Politik, Landespolizei und Justiz reagierten aber schnell – mit einer Mischung aus Repression und Prävention. Auch um den Gangs den Nachwuchs wegzunehmen und die Gewalt nicht ins ganze Land ausbreiten zu lassen. Inzwischen geht Innenminister Thomas Strobl davon aus, dass all diese Maßnahmen der Szene „weitgehend die Luft abgedreht haben“. Die Lage habe sich beruhigt, man bleibe aber wachsam, so der CDU-Politiker.

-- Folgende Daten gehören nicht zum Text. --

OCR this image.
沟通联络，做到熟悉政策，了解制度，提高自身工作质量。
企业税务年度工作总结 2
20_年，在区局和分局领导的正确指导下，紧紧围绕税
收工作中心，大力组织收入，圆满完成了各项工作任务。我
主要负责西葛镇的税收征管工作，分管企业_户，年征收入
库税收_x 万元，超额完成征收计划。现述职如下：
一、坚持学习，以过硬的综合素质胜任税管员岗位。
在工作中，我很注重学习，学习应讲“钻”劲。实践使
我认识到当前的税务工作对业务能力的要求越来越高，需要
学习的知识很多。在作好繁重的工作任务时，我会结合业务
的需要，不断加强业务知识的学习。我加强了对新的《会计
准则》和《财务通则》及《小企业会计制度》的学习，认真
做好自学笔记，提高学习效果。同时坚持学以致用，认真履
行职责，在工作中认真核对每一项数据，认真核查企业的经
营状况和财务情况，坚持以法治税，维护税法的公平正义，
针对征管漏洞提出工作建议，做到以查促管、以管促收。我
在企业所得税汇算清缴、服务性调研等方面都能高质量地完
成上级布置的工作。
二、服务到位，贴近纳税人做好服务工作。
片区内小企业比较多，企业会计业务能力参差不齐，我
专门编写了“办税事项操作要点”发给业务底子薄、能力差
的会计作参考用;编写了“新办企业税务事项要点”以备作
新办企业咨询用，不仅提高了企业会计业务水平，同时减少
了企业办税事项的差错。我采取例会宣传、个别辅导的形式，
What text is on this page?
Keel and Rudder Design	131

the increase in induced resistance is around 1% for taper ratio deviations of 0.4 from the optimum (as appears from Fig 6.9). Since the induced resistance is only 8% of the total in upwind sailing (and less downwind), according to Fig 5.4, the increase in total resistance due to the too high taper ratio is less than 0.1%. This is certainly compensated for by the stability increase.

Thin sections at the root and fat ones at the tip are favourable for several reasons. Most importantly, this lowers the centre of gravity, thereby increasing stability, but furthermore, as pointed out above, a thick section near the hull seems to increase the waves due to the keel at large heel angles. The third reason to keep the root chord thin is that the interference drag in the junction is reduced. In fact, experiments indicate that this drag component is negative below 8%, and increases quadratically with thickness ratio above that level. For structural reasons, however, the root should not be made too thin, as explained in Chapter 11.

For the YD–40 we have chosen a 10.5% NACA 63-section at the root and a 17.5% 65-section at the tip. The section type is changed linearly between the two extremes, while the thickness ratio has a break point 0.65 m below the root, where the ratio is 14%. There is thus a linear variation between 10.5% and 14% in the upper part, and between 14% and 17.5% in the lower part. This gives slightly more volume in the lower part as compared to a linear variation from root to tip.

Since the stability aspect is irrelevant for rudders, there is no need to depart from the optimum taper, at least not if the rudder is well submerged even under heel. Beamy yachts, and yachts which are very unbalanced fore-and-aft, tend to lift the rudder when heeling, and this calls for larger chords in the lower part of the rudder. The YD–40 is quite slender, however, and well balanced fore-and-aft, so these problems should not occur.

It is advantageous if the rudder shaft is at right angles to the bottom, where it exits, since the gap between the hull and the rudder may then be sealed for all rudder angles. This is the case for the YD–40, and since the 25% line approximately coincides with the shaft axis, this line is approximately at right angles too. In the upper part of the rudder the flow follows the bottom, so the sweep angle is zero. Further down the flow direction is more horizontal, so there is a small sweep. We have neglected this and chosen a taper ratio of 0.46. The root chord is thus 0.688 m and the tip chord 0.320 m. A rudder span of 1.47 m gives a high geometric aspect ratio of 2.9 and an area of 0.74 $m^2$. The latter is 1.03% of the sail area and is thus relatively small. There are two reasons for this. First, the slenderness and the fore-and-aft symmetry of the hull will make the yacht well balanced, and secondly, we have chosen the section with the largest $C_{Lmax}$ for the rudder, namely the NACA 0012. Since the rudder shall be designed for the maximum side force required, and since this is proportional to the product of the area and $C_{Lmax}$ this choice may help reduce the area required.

Bereits von Anfang an machten Strobl und der Präsident des Landeskriminalamts (LKA), Andreas Stenger, klar, worum es bei dieser neuen Erscheinungsform der Gewalt ging und geht: Um „Gewalt als Lifestyle“, so Strobl, angeheizt durch einen „toxischen Ehrbegriff“. Stenger sprach von einer „Gangster-Rapper-Attitüde“. Neu war, dass eine verbindende ethnische Klammer fehlte. Die jungen Täter rund um Stuttgart hatten höchst unterschiedliche Migrationshintergründe, die Führungsfiguren hatten aber im Wesentlichen einen türkisch-kurdischen Hintergrund. Jetzt haben Landespolizei und LKA die Strukturen im Kampf gegen die Jugendbanden umgestellt, so Strobl und Stenger gegenüber unserer Redaktion. Die eigens beim LKA eingerichtete „Besondere Aufbauorganisation (BAO) Fokus“ wurde aufgelöst. Dafür ist bei der Ermittlungsbehörde nun ein eigener „Arbeitsbereich zur Bekämpfung subkultureller Gewaltkriminalität“ eingerichtet, „deutschlandweit einmalig“, so Strobl. „Wir halten den Druck auf die Szene weiter aufrecht.“

Stenger beschreibt den Vorteil der neuen Organisation: Hier würden die erfahrenen Beamten und Fahnder zusammengefasst, sie kennen die Szene seit drei Jahren intensiv. „Wir halten die Spezialisten in diesem Bereich.“ Da gehe es vor allem um Kompetenz bei der Auswertung und Recherche. Die Zusammenarbeit mit den betroffenen Polizeipräsidien in der Region soll weiter intensiv bleiben. Stenger: „Wir werden in Echtzeit verständigt, wenn irgendwas passiert.“

Inwieweit sind die Jugendbanden aber überhaupt noch aktiv? Der LKA-Präsident weist darauf hin, dass sich das Verhalten der verbliebenen Anhänger stark verändert habe aufgrund des Drucks der Polizei und zahlreicher Verhaftungen. „Früher war ihr Verhalten ostentativ nach außen, jetzt ist es konspirativ.“   Die führenden Köpfe seien inhaftiert. Die Polizei müsse aber den Umstand auf dem Visier haben, dass die ersten bald wieder aus der Haft kommen. Aber auch die Prävention spielt eine Rolle: So hatte die Polizei in der Region Stuttgart mehrere hundert Jugendliche identifiziert, die sich im Umfeld der Gangs bewegten, und diese in einer konzertierten Aktion zu Hause aufgesucht, um mit ihnen und ihren Eltern zu sprechen.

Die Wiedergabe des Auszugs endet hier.